Sir

Your Nature News story '50-year-old fire put out' (doi:10.1038/news.2007.281) mentions that an underground coal fire in Xinjiang's Terak coalfield in China has been extinguished, as has another, near Urumqi, that had burnt for 130 years. However, we remain unconvinced that the Terak coalfield fire will not reignite.

As a result of more than three years' efforts by the Xinjiang Coalfield Fire-fighting Project Office, the coalfield fire in Liuhuanggou, near Urumqi, was put out in 2004. We have been detecting signs of revival since 2005, however, including sporadic heat anomalies in sub-zones and smoke escaping from surface fissures.

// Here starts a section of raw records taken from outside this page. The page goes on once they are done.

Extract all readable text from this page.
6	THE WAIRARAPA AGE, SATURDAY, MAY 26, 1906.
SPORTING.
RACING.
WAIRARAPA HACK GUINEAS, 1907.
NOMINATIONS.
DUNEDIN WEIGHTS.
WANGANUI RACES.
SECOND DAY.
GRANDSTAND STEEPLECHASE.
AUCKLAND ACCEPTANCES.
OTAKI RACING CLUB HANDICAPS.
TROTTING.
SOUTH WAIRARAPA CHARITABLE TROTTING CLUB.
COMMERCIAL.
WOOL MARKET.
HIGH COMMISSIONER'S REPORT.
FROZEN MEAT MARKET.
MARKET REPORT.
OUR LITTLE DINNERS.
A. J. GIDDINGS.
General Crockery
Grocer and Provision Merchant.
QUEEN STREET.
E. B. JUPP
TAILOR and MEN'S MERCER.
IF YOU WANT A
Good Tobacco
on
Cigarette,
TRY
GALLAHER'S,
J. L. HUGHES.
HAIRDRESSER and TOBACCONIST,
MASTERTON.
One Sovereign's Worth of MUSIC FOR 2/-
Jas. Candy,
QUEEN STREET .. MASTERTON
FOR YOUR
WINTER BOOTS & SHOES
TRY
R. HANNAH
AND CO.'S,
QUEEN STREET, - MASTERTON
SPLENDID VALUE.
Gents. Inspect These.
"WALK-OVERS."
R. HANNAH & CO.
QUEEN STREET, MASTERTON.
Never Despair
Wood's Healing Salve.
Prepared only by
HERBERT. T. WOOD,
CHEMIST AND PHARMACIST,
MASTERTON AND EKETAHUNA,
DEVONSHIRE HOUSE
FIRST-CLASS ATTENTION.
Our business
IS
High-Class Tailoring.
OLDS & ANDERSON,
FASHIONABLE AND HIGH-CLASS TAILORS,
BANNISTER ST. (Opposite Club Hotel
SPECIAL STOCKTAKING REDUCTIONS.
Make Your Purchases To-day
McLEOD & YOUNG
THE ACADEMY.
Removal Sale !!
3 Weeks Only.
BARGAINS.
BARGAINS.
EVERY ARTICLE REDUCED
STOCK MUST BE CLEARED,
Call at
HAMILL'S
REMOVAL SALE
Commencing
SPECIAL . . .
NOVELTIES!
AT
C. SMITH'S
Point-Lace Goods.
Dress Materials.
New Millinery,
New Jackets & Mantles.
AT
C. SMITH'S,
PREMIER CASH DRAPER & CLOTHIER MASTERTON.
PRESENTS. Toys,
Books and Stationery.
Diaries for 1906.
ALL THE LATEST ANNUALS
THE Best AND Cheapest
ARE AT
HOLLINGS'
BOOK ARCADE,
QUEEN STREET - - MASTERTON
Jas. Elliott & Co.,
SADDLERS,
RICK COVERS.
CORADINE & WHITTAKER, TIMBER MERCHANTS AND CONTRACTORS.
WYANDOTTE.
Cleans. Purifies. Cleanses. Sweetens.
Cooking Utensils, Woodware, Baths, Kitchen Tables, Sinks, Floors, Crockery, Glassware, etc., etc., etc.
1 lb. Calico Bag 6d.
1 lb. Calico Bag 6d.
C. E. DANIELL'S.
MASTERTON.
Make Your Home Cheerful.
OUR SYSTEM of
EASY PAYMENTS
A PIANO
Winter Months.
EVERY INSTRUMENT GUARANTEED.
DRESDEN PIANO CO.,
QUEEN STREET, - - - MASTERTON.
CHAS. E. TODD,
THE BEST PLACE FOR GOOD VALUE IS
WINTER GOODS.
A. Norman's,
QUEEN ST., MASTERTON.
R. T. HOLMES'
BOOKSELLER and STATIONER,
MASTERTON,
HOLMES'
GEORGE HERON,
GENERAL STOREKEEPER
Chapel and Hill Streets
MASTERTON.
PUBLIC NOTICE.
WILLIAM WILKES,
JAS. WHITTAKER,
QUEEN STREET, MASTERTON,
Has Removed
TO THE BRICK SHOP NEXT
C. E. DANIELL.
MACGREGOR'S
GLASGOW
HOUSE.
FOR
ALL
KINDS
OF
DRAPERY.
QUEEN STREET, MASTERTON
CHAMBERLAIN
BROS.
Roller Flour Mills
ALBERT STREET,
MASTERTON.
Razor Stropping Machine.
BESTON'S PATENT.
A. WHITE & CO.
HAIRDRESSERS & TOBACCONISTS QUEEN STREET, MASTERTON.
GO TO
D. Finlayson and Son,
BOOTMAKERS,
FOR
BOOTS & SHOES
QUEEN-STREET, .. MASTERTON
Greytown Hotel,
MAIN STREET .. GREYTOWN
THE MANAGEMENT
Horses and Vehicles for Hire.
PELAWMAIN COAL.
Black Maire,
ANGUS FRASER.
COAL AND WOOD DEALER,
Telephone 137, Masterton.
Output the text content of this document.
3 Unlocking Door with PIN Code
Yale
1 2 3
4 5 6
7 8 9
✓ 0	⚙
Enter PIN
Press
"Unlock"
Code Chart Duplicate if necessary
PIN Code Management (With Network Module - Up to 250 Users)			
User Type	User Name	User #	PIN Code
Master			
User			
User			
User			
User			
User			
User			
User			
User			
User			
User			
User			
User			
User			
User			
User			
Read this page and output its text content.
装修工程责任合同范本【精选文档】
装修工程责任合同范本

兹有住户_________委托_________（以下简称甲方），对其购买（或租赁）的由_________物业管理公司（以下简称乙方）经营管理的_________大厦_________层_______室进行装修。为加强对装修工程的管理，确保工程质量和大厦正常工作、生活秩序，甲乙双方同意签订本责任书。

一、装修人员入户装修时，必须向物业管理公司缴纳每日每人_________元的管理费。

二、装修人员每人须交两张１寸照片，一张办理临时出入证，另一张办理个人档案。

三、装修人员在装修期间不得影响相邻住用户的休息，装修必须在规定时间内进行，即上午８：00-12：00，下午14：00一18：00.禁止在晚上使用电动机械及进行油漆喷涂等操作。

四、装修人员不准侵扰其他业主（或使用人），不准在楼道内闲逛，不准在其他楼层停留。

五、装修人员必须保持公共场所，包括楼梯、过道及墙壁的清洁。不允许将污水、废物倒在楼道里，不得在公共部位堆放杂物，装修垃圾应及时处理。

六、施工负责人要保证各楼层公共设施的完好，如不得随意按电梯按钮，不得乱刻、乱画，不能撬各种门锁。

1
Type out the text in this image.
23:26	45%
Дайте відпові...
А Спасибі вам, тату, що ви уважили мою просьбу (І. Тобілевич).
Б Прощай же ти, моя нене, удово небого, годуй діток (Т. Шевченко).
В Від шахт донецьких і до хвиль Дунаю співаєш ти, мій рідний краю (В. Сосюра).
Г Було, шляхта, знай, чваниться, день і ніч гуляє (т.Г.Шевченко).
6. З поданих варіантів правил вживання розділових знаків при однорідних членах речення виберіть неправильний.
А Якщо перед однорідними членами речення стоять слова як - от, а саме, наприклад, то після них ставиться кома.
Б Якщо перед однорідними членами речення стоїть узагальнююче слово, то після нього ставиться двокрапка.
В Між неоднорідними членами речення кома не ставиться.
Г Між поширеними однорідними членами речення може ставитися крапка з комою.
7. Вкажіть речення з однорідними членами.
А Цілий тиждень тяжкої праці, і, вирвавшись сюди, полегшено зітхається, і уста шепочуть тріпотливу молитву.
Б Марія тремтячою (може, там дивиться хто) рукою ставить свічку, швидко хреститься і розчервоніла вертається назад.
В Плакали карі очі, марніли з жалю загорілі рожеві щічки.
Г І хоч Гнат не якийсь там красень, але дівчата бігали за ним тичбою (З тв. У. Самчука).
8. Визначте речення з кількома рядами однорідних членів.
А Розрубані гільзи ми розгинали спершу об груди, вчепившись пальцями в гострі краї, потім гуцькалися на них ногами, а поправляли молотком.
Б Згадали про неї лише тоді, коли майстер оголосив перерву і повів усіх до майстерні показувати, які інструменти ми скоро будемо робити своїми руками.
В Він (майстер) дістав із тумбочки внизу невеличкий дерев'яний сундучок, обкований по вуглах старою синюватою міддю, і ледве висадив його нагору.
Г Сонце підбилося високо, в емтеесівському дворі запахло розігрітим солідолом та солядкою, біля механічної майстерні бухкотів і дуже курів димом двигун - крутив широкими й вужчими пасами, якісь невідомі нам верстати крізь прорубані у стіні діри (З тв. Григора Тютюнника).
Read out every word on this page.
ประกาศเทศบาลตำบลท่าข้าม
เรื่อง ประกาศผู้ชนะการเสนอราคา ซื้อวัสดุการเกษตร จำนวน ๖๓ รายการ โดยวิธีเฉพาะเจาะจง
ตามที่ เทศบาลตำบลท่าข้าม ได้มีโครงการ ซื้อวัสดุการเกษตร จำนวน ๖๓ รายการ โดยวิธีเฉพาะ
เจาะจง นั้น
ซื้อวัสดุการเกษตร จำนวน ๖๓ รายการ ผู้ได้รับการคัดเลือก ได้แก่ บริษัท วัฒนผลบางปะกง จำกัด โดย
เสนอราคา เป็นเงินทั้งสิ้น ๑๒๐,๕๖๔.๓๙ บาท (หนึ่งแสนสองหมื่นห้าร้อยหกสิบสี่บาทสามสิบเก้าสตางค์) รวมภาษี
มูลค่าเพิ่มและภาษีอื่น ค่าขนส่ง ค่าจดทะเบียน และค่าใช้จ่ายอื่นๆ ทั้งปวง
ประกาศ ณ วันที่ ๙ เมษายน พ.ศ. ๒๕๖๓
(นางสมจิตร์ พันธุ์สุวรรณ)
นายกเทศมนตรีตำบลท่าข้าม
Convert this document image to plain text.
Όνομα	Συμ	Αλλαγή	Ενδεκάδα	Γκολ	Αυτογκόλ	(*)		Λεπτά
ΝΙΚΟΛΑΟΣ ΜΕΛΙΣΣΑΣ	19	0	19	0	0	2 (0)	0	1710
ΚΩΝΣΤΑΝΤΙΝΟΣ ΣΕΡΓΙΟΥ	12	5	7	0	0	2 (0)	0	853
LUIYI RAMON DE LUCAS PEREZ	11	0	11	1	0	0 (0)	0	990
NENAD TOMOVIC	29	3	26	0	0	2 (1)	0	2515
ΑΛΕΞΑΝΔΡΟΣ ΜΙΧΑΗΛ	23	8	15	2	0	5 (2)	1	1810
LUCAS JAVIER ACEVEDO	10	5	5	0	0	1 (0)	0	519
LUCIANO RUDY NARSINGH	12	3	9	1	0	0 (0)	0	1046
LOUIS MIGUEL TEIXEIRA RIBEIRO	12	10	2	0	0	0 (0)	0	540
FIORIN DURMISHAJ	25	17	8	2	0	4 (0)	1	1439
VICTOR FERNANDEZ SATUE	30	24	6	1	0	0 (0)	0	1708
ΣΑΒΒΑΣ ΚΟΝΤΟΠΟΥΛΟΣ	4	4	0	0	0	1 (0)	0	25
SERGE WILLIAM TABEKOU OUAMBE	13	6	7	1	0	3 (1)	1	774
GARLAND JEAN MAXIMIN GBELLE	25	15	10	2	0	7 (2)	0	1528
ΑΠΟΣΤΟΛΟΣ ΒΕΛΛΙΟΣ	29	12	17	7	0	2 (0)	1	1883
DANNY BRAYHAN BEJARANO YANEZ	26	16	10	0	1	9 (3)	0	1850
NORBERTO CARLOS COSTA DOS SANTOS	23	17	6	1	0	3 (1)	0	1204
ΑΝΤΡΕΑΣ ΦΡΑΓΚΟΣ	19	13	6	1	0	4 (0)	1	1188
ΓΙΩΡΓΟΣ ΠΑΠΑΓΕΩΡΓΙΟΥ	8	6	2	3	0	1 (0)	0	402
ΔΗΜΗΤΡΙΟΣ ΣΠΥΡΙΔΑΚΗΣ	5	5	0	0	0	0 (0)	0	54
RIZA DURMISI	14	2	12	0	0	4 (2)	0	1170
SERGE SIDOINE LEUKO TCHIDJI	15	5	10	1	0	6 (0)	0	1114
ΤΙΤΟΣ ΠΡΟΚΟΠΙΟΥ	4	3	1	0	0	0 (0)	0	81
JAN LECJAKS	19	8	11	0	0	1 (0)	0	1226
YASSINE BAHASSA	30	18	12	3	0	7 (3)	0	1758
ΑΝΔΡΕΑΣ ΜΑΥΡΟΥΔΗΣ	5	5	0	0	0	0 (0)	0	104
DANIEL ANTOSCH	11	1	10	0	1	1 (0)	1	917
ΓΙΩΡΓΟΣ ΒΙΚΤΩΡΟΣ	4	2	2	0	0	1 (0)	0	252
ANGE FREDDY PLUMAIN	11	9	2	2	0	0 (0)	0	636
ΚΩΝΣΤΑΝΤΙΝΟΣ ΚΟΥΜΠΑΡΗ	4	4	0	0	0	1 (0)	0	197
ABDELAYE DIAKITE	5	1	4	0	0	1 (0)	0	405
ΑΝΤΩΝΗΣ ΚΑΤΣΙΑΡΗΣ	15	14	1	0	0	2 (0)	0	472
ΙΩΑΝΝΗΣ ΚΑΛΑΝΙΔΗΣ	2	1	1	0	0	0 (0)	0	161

Local blocking of the fires has caused a redistribution of ground stress, resulting in new fissures connecting with the surface. These fissures allow entry of oxygen and promote heat circulation. Meanwhile, mining in the vicinity may have disrupted fire-suppression measures, causing new fire spots to start up around the previous fire zone.

Since 2005, the Liuhuanggou coalfield roads have been levelled to facilitate fire-fighting operations. Coal that was previously hard to extract can now be easily mined, illegally, from the coal-seam outcrops just by stripping the soil overburden that was once covered for the purpose of firefighting.

Illegal mining may also have helped to revive the fire. In coalfields in Xiaolongkou and Xiaohuangshan, for example, where fires had been confirmed as extinguished in 2001 by the Chinese government, illegal mining activities have already caused the fires to revive.

The Chinese government should prohibit uncontrolled mining activities and maintain long-term monitoring in and around the extinguished fire zones to prevent the fires from reigniting.